Possamos nós dedicarmo-nos com renovada confiança, compromisso e bom humor. Possamos criar beleza e viver na beleza. Possamos viver na alegria, sabendo que dos nossos esforços brotarão raízes, troncos, ramos, folhas, flores e frutos. Podemos residir em comunidade, pois partilhamos uns com os outros as vidas e as visões, os talentos e os recursos, as preocupações e as necessidades, e aprendemos a apoiar uns aos outros e a trabalhar juntos.

Este é um tempo assustador para estar vivo, mas é também um tempo maravilhoso para viver. É bom saber que há tanta inteligência e compaixão acumulada entre nós. Esta foi uma conferência fabulosa com apresentadores e apresentações extraordinários, e participantes até mais admiráveis. Saímos daqui com prendas de conhecimento, encorajamento, perspectivas e paixão.

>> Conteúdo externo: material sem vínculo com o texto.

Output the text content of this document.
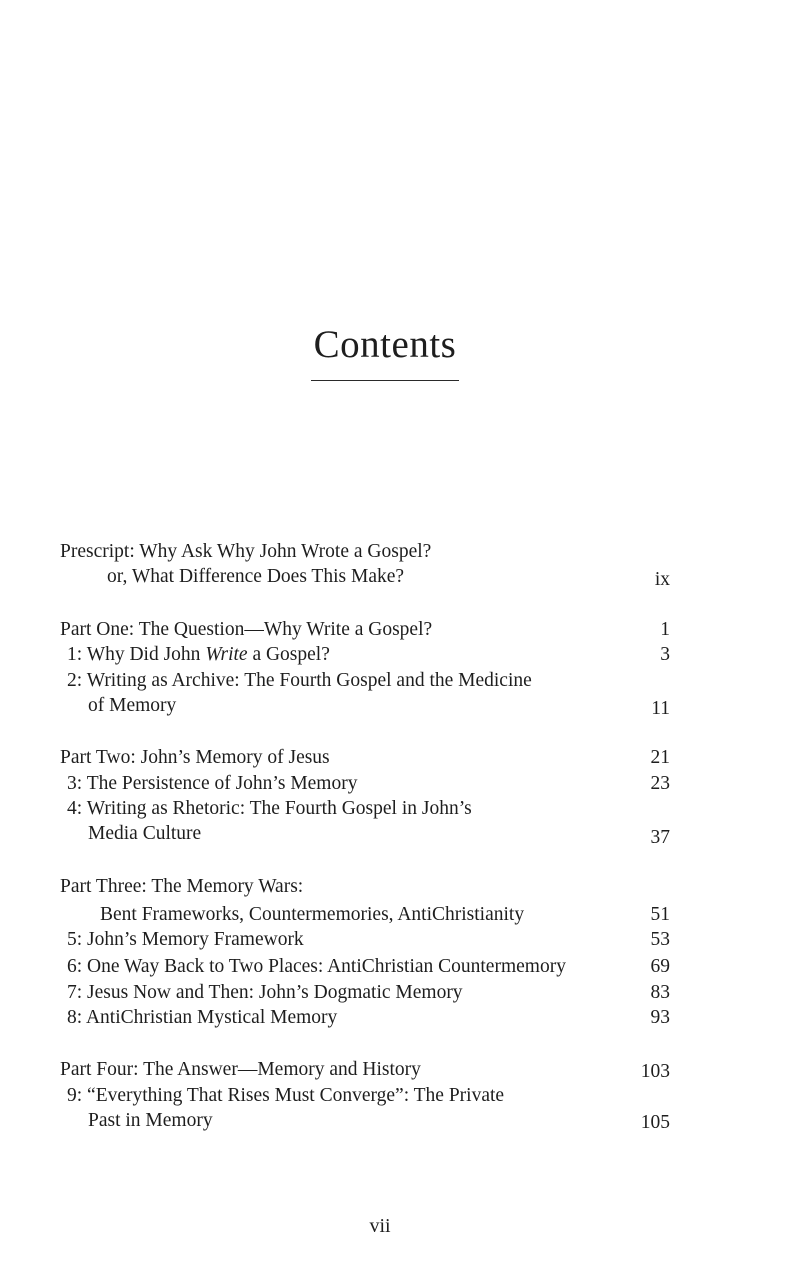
Contents
Prescript: Why Ask Why John Wrote a Gospel?
or, What Difference Does This Make?	ix
Part One: The Question—Why Write a Gospel?	1
1: Why Did John Write a Gospel?	3
2: Writing as Archive: The Fourth Gospel and the Medicine
of Memory	11
Part Two: John’s Memory of Jesus	21
3: The Persistence of John’s Memory	23
4: Writing as Rhetoric: The Fourth Gospel in John’s
Media Culture	37
Part Three: The Memory Wars:
Bent Frameworks, Countermemories, AntiChristianity	51
5: John’s Memory Framework	53
6: One Way Back to Two Places: AntiChristian Countermemory	69
7: Jesus Now and Then: John’s Dogmatic Memory	83
8: AntiChristian Mystical Memory	93
Part Four: The Answer—Memory and History	103
9: “Everything That Rises Must Converge”: The Private
Past in Memory	105
vii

Obrigado.

[*] Editor do MuseLetter , boletim que explora a renovação cultural e autor de Powerdown: Options and Actions for a Post-Carbon World .
[Para mais informação acerca da conferência e do Community Service ir a www.communitysolution.org .]

Do mesmo autor de Uma carta do futuro .


Notas
1- Localizava-se no actual estado americano do Novo México e partes do Colorado, Arizona e Utah.
2- Defensores da agricultura sustentável.